Following the five-game losing streak to start the season, Game Six was a turning point for the squad. Playing in front of their largest crowd of the season — 1921 fans turned out after less than 900 were at their previous home game — the Stars erupted for a 129-100 win over the Texas Legends.

Former Jazzman Sundiata Gaines, 2016 second-round pick Marcus Paige and journeyman Jermaine Taylor led the way, hitting 13 of the team’s 19 three-pointers in the game.

As something of a Jazz folk hero, Gaines’ return to Utah is a feel-good story for the team. That said, through six games played, it’s been big man Henry Sims who has consistently shined for the Stars. He’s averaging 18.7 points and 7.2 rebounds per game, while shooting 58.3 percent from three (!!) and 77 percent from the line.

The Jazz roster is crowded and Jeff Withey has done some good things in limited minutes, but Sims could still be a factor on the main roster at some point.

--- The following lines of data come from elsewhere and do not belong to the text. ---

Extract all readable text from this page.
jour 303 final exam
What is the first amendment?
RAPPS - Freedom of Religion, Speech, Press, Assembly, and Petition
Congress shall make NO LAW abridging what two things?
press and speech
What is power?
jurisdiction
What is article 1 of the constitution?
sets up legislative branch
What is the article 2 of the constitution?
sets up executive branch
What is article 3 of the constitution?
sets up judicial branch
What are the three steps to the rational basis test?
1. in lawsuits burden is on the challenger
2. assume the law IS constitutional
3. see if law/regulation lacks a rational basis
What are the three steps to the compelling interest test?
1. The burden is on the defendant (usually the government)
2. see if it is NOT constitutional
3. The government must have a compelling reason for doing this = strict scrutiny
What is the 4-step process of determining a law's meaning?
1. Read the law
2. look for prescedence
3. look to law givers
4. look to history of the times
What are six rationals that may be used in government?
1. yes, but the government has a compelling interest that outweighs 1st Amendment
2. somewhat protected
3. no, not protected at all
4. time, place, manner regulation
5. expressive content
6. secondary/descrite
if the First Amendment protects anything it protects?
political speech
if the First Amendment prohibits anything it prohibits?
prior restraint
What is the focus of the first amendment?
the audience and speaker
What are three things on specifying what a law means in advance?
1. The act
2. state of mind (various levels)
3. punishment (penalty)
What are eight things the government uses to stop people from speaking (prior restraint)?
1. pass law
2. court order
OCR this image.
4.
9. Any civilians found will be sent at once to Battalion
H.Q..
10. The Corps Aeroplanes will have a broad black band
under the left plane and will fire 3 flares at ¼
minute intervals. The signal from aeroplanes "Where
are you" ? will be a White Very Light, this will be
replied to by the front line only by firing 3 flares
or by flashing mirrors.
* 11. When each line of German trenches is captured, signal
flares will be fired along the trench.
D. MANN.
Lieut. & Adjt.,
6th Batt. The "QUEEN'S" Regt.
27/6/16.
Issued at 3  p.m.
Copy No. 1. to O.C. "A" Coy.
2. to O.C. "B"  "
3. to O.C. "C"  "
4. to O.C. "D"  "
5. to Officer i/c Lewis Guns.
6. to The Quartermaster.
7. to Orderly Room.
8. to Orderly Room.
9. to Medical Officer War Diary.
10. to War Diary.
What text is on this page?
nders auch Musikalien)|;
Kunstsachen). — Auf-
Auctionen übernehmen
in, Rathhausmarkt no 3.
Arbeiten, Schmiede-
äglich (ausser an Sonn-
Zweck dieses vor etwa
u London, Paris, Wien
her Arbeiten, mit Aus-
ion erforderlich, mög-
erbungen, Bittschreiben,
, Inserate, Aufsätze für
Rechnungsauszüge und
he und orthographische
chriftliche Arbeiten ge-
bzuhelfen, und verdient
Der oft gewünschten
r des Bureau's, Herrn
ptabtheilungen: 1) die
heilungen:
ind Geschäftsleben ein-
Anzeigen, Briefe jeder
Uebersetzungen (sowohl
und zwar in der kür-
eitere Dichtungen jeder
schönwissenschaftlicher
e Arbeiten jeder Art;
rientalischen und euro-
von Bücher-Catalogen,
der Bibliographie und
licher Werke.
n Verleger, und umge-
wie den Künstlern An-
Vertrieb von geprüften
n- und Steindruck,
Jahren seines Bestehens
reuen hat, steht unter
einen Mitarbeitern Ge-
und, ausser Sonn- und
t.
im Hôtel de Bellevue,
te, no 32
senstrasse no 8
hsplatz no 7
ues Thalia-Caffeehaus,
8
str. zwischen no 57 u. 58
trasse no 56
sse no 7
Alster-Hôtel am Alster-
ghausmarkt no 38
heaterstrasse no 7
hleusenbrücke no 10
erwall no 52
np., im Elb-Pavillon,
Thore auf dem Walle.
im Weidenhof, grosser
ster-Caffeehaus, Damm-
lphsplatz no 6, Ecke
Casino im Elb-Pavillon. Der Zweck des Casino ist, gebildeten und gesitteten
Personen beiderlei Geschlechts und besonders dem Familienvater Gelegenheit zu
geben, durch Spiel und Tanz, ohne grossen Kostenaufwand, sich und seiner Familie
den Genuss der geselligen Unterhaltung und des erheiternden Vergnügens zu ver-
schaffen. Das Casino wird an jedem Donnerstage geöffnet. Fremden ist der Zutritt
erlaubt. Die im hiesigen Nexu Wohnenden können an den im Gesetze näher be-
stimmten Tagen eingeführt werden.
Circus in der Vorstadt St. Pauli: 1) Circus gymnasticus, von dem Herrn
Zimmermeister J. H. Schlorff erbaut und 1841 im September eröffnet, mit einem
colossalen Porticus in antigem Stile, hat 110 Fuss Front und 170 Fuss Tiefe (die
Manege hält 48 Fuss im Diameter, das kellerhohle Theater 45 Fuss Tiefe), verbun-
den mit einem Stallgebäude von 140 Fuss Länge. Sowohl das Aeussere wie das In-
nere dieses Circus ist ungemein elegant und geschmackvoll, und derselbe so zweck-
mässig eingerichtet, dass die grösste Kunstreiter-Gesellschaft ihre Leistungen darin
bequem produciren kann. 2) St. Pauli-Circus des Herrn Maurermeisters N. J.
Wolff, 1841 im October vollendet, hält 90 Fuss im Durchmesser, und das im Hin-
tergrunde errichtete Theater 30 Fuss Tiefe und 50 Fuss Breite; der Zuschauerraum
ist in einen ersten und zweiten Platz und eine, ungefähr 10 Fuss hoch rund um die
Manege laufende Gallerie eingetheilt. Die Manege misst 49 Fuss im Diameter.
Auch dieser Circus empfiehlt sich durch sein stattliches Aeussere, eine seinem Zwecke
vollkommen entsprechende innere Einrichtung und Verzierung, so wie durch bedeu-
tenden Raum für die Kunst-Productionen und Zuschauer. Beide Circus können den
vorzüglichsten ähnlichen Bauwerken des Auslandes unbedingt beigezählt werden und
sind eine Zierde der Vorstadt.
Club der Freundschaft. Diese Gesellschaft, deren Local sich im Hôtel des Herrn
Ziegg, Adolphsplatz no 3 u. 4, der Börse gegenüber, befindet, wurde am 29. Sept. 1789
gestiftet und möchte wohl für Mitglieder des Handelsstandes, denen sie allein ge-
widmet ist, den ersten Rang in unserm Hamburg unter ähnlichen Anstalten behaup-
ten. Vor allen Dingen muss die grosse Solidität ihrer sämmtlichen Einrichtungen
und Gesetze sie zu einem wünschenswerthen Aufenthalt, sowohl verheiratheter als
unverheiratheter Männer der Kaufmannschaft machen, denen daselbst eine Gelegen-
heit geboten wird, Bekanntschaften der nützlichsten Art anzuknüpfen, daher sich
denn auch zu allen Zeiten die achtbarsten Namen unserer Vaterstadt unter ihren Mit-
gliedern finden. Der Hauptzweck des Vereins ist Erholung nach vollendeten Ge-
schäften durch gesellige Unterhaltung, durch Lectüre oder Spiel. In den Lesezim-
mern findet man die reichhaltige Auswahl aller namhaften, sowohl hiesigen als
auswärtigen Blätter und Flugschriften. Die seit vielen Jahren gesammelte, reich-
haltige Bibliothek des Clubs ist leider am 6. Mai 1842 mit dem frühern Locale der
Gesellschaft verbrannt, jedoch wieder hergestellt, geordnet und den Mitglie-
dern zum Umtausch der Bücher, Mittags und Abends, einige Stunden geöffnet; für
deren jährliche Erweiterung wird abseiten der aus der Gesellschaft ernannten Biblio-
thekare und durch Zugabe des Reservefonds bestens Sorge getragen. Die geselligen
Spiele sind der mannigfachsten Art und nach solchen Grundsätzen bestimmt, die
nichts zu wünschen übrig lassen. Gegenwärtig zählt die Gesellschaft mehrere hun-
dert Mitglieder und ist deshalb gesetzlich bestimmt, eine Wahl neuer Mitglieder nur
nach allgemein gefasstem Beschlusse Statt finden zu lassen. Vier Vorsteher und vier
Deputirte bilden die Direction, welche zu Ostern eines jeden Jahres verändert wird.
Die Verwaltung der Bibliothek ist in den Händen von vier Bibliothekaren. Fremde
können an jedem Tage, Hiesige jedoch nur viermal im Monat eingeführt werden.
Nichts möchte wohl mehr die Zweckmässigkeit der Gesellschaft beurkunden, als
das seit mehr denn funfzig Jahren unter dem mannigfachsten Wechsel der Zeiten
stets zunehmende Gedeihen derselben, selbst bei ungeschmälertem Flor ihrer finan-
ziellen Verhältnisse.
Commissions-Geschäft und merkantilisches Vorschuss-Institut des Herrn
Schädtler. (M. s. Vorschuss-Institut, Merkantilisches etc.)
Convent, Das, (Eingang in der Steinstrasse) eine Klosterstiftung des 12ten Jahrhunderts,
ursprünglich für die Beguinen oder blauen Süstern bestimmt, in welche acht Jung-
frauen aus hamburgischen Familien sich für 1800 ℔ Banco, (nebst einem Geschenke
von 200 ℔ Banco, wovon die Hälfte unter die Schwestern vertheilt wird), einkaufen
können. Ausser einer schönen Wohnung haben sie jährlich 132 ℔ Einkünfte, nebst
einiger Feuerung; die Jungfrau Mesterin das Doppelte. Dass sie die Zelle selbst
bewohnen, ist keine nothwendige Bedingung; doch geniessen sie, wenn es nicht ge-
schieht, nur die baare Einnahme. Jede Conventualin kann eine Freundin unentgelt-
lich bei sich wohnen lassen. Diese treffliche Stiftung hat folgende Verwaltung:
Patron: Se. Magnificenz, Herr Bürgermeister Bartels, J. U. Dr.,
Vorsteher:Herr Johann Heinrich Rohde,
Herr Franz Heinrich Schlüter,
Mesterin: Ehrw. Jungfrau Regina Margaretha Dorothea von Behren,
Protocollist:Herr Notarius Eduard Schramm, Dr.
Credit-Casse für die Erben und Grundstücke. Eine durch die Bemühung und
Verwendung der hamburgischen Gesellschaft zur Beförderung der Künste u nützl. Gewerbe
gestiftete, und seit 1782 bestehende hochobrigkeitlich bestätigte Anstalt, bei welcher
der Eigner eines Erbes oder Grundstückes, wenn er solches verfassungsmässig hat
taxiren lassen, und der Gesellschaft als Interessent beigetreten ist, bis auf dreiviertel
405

Wins, losses and individual effort aside, the biggest thing for the Stars so far has to be that aforementioned connectivity. Thanks to the proximity between the Jazz and their affiliate, rookie Joel Bolomboy has been able to shoot back and forth with ease.

He’s already participated in games and practices for both teams and should continue to do so all season. The extra time with the Stars should do wonders for his development as a young player.

That closeness also yields additional benefits. On Monday night, several Jazz players, including Boris Diaw, Rudy Gobert, George Hill, Joe Ingles, Joe Johnson, Trey Lyles and Raul Neto, as well as head coach Quin Snyder, used their night off to attend the game against the Oklahoma City Blue in support of Bolomboy and the Stars.

Said Snyder: “It says a lot about our group and how connected our group is. My hope is that continues and it begins to progress even more on the floor, but that’s a coach looking at something. … It says a lot about Joel that the guys would think to do that and want to come support him.”

“We just wanted to go out there and show support,” Lyles added. “This is the first time we were home when they had a game, so we wanted to go watch them.”

It’s hard to say where the Stars will go from here. But despite some early bumps on the road, it’s clear that a lot of good things are happening with Utah’s D-League affiliate.

And Jazz basketball will ultimately be better for it.